I watched The Hero last weekend. It’s not often that a movie character reads a beautiful poem in a film, or that the words continue to resonate with me even a week later. The poem was Dirge without Music by Edna St. Vincent Millay. It was a perfect moment, a perfect poem, perfect sadness.
Writing novels is my go-to art form, and there’s usually not a lot of room for poetry in novels. Most of the time my poetry is random, personal, and left in a drawer. However, in my YA novel Straight A’s, Kim and Elliot exchange sonnets as a flirtation, like this one, called Lawn Cowboy:
Afar, I watch him mount his trusty steed,
A mechanical beast of name John Deere.
Easy on the eyes is this guy indeed,
Shirtless and muscled, no bees doth he fear.
I long to draw his attentions to me.
Instead, his mind focuses on one track:
The perfect straight line, across yard, to tree.
Naught else, not even sunscreen on his back.
One day those six-pack abs will be beer gut,
And hair will sprout in all manner of place.
Trusty green steed will become rust bucket.
Still my true love will shine upon his face.
If only he would ask me, I’d say yes,
To join the cowboy journey, heading west.

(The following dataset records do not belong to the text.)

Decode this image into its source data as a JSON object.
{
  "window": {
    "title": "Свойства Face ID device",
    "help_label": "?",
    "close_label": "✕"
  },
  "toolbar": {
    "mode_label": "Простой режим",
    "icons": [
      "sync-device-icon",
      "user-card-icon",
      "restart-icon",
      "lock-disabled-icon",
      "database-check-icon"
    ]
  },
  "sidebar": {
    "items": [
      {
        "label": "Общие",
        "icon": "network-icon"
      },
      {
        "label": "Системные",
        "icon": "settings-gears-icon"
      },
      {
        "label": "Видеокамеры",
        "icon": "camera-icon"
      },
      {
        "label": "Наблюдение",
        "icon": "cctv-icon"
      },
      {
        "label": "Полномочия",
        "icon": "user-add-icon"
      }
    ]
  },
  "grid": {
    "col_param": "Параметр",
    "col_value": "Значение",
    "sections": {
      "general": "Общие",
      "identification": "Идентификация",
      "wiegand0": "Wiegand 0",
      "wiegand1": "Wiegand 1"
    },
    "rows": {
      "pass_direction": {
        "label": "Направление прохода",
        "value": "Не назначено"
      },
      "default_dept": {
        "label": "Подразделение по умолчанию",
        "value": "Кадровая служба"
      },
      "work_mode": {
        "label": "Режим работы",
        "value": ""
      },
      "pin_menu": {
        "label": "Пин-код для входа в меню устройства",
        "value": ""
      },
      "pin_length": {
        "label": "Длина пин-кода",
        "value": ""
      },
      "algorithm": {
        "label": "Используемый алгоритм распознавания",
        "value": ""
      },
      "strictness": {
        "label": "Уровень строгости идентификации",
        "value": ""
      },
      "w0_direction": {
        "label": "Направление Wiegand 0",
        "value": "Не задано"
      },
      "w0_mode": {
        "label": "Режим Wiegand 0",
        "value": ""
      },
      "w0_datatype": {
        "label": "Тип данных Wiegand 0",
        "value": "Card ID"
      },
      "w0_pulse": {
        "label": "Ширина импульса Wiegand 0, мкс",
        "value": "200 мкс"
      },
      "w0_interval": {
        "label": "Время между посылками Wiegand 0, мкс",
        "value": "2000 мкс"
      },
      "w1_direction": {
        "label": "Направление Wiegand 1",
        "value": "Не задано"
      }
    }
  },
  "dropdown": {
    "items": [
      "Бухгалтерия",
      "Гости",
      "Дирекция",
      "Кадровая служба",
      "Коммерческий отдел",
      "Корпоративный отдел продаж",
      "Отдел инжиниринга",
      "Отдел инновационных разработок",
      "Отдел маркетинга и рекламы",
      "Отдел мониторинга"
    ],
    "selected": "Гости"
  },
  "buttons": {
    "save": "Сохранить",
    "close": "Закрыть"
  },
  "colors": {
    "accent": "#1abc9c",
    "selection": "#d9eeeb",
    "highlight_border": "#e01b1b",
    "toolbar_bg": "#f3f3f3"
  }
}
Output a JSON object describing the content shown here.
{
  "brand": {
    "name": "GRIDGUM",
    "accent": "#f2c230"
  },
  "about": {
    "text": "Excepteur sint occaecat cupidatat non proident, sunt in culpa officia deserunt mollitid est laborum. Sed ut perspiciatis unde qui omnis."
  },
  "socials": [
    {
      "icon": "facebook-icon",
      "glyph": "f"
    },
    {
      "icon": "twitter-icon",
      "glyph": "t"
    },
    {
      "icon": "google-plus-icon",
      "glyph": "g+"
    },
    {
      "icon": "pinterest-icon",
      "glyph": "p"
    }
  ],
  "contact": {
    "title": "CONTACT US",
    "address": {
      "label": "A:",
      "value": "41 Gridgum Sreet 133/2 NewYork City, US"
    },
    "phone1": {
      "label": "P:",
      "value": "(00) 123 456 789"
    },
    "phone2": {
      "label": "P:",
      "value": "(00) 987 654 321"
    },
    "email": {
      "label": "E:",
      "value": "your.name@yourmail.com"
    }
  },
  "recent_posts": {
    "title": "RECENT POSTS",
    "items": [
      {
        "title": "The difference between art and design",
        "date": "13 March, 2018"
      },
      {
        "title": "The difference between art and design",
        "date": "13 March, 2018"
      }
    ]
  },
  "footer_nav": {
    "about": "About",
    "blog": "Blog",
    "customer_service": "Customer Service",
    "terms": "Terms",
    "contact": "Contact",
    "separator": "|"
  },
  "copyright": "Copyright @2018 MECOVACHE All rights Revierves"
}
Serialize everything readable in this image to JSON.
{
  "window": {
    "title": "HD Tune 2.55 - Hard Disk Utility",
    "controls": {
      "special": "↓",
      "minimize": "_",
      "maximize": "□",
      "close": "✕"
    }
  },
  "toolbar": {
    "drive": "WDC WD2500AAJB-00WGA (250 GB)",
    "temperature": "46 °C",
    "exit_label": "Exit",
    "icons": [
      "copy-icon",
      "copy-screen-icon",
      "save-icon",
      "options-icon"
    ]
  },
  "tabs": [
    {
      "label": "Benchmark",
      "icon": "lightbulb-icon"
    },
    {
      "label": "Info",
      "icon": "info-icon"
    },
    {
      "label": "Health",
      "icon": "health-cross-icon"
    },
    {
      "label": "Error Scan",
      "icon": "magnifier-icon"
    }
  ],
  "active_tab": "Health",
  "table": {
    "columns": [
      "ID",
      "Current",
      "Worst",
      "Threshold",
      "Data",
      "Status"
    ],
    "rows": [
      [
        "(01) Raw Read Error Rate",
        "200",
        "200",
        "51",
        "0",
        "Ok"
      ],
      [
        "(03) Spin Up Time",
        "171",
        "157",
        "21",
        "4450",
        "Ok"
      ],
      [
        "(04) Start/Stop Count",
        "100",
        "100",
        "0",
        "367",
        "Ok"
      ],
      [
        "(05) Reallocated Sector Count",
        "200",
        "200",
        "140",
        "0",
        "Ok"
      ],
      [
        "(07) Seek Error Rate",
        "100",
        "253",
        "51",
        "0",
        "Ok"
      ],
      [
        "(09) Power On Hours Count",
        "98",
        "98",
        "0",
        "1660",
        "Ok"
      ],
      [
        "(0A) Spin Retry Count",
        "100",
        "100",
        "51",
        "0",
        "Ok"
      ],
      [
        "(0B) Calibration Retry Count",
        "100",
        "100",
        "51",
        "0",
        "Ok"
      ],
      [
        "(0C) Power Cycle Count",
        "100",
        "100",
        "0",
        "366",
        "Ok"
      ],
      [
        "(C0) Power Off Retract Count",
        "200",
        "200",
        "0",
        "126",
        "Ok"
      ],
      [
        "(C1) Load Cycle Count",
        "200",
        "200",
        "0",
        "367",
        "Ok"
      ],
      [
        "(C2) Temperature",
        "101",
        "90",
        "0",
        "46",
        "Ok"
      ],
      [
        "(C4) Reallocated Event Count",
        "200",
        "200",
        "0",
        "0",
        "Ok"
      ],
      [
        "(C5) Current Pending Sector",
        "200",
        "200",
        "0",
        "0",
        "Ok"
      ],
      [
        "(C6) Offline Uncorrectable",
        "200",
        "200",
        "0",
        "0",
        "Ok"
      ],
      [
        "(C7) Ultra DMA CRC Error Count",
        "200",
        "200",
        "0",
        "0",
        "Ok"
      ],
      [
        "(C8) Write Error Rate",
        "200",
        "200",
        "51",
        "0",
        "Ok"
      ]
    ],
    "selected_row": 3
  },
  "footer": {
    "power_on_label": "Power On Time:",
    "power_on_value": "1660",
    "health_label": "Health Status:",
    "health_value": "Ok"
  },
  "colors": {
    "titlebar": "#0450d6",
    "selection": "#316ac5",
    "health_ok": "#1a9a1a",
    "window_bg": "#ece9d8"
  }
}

There are silly poems as well:
Betty Sue lost her red bootie
beside the red tattooed
man when she left the Jacuzzi.
You can bet your sweet patootie
she also forgot to
inform him about her cooties.
The climactic romantic moment comes with a brief four-liner:
I wrote this sappy love poem for you.
Please excuse the rhyme,
Infused with copious words to woo.
Won’t you please be mine?
But as any reader knows, the road to love is never straight or easy, especially for poets.